Logo and Stationery Design for Nothing?
It’s not often that after a meeting with a client (in today's case to discuss stationery design) I just want to turn work away. But I'm not good at telling people what they don't want to hear.
For example, if someone cold-calls me, it will take nothing short of an unfounded accusation of theft, murder or fraud followed by a stream of abuse from them before I will cease to be polite and actually summon the courage to hang up on them. I mean, that would be rude, wouldn’t it? I had politeness and civility thrashed into me as a child, and I find such habits hard to break.
I find myself, therefore, a soft target for cold callers who I just can’t hang up on. I had a Wall Street stockbroker on the phone yesterday… and the day before… and the day before that. He wanted me to buy shares in Apple (which actually might be a good thing to do prior to their releasing the iPhone G3). I’m not one for gambling though – never risk what you can’t afford to lose. That’s what I told him. It didn’t get rid of him.
I suppose what annoys me most about persistent sales people is not the fact that they call; but the fact that after trying absolutely every line in their script, when they finally realise that they’re not going to get anywhere, they stop being polite. “Oh fine. Good luck then. Bye” was the way my new stockbroking friend signed off.
Anyway, back to the stationery design meeting I had this morning. My biggest failing as a businessman is that I take things too personally. Always have. I despise the “it’s not personal, it’s just business” mantra that you tend to hear shortly before losing your house and all your possessions. For me, there’s nothing more personal that messing about with my business, and therefore by extension, my income, my family and everything else that money affects.
Some people just don’t think that graphic designers should (or possibly need to) earn a living. How many times have you heard (assuming you’re a designer) “eight hours to create that? I could have done that in five minutes”. Actually, I’ve never heard it first-hand, but it’s the kind of urban myth that actually does happen, and it gets a designer’s back up like nothing else. “The best designs are the simplest” is one appropriately polite retort. “You do it then” is what I really want to say.
So back to the couple I met this morning. They’d just started a new business and said they had never dealt with graphic designers before. They just wanted to talk about a stationery design - a business card and letterhead. It soon started to sink in that it was going to be an enormous waste of time from a design point of view.
At first they were just talking about printing; not a mention of stationery design. They were practically peering around the studio for the big machine with the big green button that you pressed to produced instant business cards. “So what sort of logo do you think I should have?” was one question.
“So you don’t have a logo?”
“No – could you just chuck one together and slap it on the stationery design?”
“Er… actually, logo design is something of a separate discipline to stationery design... if we’re talking about logo design as well as stationery design, there’ll be additional time required…” I hadn’t broached the subject of time at this stage; I was frantically trying to think of a fair price that they wouldn’t consider too expensive.
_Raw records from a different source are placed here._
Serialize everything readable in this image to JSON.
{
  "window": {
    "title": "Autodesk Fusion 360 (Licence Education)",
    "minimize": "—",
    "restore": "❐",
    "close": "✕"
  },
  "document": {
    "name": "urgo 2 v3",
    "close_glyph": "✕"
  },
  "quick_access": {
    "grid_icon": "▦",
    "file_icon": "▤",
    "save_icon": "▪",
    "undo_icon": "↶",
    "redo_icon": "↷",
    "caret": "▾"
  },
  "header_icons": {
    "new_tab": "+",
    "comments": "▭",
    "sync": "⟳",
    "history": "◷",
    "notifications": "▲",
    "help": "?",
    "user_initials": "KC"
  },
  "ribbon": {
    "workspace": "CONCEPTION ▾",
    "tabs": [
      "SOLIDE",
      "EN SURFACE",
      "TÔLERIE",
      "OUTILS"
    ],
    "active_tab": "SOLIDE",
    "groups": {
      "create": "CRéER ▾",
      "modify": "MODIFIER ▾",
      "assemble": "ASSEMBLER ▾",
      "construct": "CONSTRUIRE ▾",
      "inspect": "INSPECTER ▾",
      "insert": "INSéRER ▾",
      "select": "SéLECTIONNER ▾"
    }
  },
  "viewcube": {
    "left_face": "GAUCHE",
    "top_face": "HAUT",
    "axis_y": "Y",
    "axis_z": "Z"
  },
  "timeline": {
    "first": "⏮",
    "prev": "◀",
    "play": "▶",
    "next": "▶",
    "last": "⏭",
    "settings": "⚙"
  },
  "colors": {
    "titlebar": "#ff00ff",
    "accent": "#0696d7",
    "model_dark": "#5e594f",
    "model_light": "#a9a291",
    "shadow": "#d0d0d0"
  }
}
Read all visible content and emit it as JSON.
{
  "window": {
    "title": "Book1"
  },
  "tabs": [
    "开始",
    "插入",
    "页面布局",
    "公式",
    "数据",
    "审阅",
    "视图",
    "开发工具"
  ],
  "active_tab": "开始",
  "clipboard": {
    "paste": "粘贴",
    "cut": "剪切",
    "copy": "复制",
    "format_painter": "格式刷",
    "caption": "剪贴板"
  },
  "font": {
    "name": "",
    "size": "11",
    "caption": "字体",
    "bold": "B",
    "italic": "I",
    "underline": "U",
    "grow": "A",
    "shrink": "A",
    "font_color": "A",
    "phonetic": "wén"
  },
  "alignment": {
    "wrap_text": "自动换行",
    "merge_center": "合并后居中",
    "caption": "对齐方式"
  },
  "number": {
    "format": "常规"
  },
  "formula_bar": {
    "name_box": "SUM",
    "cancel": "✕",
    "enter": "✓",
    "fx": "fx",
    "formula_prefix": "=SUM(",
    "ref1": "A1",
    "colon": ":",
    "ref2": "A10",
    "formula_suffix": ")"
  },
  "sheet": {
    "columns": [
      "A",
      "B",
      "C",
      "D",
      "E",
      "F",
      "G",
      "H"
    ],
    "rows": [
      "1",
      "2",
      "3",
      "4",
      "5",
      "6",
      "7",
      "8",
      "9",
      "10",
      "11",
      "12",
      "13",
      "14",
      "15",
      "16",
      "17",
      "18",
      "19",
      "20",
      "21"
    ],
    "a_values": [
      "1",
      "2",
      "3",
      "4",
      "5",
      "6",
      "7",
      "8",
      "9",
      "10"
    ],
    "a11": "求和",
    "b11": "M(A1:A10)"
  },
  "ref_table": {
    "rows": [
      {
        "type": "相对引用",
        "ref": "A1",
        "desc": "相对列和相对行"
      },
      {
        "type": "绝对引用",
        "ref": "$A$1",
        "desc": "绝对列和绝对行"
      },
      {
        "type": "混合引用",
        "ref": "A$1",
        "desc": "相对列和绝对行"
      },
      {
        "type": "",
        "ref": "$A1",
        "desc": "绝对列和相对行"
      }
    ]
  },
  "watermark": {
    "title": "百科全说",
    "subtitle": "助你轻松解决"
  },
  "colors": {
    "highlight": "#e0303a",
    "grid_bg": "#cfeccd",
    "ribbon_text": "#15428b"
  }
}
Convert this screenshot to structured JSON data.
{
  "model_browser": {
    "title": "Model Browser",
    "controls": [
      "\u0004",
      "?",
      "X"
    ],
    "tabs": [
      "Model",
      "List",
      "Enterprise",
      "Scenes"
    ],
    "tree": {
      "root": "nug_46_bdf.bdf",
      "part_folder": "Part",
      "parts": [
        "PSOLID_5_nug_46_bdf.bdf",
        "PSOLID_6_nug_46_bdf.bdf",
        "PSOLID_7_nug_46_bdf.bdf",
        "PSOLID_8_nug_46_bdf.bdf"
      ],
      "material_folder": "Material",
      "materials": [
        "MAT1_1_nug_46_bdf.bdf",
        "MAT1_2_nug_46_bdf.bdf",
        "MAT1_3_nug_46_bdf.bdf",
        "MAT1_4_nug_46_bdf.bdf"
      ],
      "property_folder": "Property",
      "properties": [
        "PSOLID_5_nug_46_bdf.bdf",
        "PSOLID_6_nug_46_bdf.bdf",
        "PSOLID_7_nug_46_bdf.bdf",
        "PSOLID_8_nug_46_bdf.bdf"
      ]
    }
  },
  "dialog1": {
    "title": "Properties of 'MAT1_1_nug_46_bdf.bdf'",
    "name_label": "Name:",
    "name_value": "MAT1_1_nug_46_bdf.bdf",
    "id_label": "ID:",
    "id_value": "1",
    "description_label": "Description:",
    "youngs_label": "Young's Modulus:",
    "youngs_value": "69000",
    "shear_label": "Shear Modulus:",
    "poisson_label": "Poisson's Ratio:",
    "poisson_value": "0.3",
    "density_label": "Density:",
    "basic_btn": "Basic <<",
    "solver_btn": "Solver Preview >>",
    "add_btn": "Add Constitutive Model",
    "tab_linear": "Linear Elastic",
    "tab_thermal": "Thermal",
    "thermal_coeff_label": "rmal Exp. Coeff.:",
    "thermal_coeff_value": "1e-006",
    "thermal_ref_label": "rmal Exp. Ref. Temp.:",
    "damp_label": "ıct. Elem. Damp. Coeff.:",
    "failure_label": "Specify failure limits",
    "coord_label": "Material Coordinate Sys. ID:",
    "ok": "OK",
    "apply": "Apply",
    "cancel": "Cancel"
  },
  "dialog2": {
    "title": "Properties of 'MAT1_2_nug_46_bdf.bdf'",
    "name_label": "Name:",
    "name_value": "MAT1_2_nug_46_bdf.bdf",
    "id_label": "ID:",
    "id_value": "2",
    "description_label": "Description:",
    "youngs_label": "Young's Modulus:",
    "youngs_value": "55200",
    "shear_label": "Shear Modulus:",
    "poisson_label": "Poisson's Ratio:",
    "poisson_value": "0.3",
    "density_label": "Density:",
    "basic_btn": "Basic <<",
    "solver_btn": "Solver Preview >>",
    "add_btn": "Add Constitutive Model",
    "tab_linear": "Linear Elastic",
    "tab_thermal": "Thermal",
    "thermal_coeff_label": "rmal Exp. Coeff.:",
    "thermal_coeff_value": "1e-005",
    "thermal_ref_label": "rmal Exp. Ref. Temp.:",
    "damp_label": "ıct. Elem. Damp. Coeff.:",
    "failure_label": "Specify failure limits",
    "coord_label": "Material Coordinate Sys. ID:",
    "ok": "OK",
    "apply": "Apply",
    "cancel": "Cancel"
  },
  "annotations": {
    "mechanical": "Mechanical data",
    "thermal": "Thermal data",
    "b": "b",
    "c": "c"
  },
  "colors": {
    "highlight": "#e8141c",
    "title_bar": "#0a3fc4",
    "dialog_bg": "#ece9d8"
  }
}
Whatever I quoted I knew I wasn’t going to get paid for all the time put into the job – by now it was a case of damage limitation. Just wanting to get them out of the office and down to the Post Office’s instant business card machine, I suggested that two hours’ design would be the absolute minimum I’d be prepared to charge. Printing would be extra.
They couldn’t believe it. “Two hours?” they gasped in unison. Then looking me straight in my no-good, cheating, taking-advantage-of-startup-businesspeople eyes, one of them said “do you really need two hours to put some text on a page? I mean, what if we were to draw a picture of exactly what we want, and then you copy it – couldn’t you do that in a fraction of the time?”
It seemed to escape their notice that our meeting had already taken an hour and a half. Anyway, it was around this time that the red veil descended and I just agreed to everything in order to get rid of them. I think I agreed to charge for half an hour in the end. My second main failing in business is my inability to turn work away. I need to learn to “just say no”.
In a bizarre attempt to justify the low price (and their theft of my time), they told me that last time they had anything designed, some poor sod had put a free visual together for a limo business they were running. They took the visual away, told him they didn’t like it and wouldn’t be requiring his services. “We’ve been using the logo ever since”, they laughed.
And they were accusing me of overcharging? Where’s Karma when you really need it?